Older siblings tend to hold high ranking in the eyes and hearts of younger brothers and sisters.

When asked to make a talk recently, the subjects of "big brothers" and "big sisters" surfaced as the main theme of discussion.
Following are examples:

"My brother rescued me from a biting dog once," recalled 89-year-old Katherine Moser. "And my older sisters and I were often asked to sing at funerals while we were growing up in Nashville." 

"My older brother was a crack-shot with a rifle," chronicled Auburntown native Jerry Gaither in a newspaper interview earlier this year. "Anytime we needed some meat on the dinner table during the Great Depression, we could count on big brother 'Red' to go get a squirrel or two."

"My late older brother, Lou, helped open the door for me to have a news media-related career," shared Lascassas resident Hooper Penuel recently. "I started as a 'stringer' for news when Lou was a photojournalist for TV in Nashville. That led to my having a career in news and as a public information officer (retired) with the Tennessee Air National Guard."

The above triggered memories of my own …
As older bro H. Van Whittle lay dying in a hospital at age 53 with advanced cancer and Crohn's Disease in 1991, I called his favorite nurses to his bedside to share a very memorable moment of our childhood.

"When I was 6-months old, Momma Whittle missed me out of the baby-bed that featured prison-like iron bars to keep me from escaping," I crawled back in time. "That's when Mother looked out our farm-house window, and spied Brother hoofing it down the lane with a dust-laden used soybean sack hoisted over his shoulder.

"Mother shared that it was me, raising hell in that filthy burlap bag, after Brother had agreed to swap his newborn baby bro for a farm neighbor's Shetland pony," I related.

"Brother," I shared with the nurses, "didn't hold out for a full-growed horse…he settled for that farmer's midget horse."

That was my last living image of Brother as he shared laughter with his nurses.
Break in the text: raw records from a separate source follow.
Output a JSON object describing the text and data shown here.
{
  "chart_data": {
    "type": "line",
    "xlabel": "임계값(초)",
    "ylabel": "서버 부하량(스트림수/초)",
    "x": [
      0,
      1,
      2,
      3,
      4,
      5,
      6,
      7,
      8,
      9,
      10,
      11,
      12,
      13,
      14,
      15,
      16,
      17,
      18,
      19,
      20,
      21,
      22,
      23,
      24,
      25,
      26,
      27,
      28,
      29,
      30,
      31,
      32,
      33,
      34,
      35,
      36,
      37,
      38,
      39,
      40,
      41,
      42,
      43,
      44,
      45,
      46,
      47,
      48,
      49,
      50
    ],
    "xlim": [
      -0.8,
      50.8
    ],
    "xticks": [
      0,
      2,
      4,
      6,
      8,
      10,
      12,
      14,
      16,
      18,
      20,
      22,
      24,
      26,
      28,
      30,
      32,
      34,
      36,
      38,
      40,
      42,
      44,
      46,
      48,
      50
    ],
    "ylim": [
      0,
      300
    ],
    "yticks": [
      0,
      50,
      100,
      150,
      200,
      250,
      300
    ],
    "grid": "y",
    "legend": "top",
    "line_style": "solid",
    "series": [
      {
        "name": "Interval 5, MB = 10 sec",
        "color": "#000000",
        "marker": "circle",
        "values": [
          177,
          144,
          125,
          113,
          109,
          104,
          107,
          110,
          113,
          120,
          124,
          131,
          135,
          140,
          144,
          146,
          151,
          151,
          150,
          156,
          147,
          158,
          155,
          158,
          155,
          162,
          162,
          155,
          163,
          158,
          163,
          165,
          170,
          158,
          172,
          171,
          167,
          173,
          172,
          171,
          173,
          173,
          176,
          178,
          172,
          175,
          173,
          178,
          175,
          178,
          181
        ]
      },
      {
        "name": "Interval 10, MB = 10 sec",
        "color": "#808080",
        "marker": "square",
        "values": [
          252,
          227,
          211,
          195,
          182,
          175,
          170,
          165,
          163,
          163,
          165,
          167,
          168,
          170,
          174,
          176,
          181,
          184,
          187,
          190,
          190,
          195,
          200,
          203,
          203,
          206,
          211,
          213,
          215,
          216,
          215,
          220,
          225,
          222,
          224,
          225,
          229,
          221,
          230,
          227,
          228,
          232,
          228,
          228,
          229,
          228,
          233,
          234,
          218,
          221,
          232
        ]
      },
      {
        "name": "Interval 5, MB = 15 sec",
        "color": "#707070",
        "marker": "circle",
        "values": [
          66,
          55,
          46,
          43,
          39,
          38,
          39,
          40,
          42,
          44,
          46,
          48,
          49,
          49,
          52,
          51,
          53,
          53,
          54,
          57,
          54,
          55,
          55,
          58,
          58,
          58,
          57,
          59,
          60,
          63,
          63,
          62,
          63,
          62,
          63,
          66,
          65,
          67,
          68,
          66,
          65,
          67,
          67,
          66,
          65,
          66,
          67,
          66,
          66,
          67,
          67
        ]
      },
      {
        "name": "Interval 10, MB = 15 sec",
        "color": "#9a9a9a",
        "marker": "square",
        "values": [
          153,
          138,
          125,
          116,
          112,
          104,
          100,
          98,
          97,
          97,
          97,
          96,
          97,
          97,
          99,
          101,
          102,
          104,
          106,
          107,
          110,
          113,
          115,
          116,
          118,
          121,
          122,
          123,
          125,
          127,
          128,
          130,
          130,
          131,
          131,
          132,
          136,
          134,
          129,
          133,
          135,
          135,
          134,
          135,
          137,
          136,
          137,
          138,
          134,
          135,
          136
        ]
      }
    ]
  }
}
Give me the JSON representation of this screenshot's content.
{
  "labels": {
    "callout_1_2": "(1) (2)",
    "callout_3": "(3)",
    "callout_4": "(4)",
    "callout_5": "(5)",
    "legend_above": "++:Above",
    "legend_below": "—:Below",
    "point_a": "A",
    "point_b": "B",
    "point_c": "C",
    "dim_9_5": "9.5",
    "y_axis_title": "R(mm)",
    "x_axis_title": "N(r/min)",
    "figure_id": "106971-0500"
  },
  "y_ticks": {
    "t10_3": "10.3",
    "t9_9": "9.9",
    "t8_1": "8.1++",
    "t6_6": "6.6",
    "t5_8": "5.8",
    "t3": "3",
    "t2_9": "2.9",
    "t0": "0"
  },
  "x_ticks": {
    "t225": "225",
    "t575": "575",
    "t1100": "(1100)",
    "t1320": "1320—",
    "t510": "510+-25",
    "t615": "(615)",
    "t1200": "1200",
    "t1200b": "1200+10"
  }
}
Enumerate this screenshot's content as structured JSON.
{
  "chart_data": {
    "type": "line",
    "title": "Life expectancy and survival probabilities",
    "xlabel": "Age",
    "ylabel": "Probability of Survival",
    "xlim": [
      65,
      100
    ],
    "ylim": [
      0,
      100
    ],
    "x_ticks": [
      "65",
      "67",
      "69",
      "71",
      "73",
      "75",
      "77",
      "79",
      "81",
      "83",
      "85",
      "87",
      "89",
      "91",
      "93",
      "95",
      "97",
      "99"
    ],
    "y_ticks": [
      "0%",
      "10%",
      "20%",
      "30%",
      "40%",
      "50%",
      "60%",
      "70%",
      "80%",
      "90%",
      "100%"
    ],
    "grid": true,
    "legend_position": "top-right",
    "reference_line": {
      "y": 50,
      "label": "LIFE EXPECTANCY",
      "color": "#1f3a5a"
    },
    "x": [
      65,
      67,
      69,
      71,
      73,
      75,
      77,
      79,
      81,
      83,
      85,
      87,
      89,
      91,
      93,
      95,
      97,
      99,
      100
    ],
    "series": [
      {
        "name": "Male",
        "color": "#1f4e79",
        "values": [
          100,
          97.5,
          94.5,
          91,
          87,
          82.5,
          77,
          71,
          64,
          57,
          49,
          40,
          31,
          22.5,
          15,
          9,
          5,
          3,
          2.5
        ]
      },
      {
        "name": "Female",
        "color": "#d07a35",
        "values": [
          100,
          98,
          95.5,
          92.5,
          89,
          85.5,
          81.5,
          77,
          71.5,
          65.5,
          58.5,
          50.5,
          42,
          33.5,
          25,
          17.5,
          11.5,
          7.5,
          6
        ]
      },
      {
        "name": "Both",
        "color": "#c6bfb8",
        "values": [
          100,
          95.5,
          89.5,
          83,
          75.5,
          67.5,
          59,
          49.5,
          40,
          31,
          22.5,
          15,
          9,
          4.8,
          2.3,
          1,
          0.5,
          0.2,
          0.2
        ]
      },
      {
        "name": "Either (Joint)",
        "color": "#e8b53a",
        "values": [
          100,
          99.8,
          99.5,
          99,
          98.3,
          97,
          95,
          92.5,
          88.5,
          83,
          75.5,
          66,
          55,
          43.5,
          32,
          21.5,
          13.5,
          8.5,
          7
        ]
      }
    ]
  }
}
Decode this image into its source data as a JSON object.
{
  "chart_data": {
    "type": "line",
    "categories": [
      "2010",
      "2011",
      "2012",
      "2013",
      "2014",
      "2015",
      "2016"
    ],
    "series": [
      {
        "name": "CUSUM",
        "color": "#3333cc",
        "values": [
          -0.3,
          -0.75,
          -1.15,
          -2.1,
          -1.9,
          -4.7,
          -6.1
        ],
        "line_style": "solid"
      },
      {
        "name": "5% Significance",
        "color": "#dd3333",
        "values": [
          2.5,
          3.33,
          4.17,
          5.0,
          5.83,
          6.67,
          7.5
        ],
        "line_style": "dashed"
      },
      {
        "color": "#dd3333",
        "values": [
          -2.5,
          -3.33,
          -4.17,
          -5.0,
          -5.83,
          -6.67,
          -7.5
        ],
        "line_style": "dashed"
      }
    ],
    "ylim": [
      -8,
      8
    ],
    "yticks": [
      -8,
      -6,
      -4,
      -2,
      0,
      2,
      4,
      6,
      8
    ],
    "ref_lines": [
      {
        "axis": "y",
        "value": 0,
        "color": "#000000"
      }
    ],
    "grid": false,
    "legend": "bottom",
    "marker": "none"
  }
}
Sister June has never liked the "older sister" title, but with her deliciously-wicked sense of humor she got after our father, she agreed with me giving her the "spring time cotton patch hoe-er" title in a book I've authored that is scheduled for publication later this summer.

Now don't get your judgmental under-garments in a wad, for most farm folks who grew up chopping and picking cotton understand that a "cotton patch hoe-er" (one who chops weeds out of cotton) is not to be confused with professional ladies of the night who market certain services.

While in high school, Sister dated an older "beau" who had been in the Air Force stationed in England.
"Have you ever been out of the country?" I overheard "beau" asking Sister while they chatted beneath our farm front yard's hickory tree.

To which, Sister replied with pride: "Oh yes, I've been out of the country….we went up to St. Louis last year to see a Cardinals' baseball game."

She didn't want that bragging world-travelled boyfriend to think we were country bumpkins who had never left our remote farm.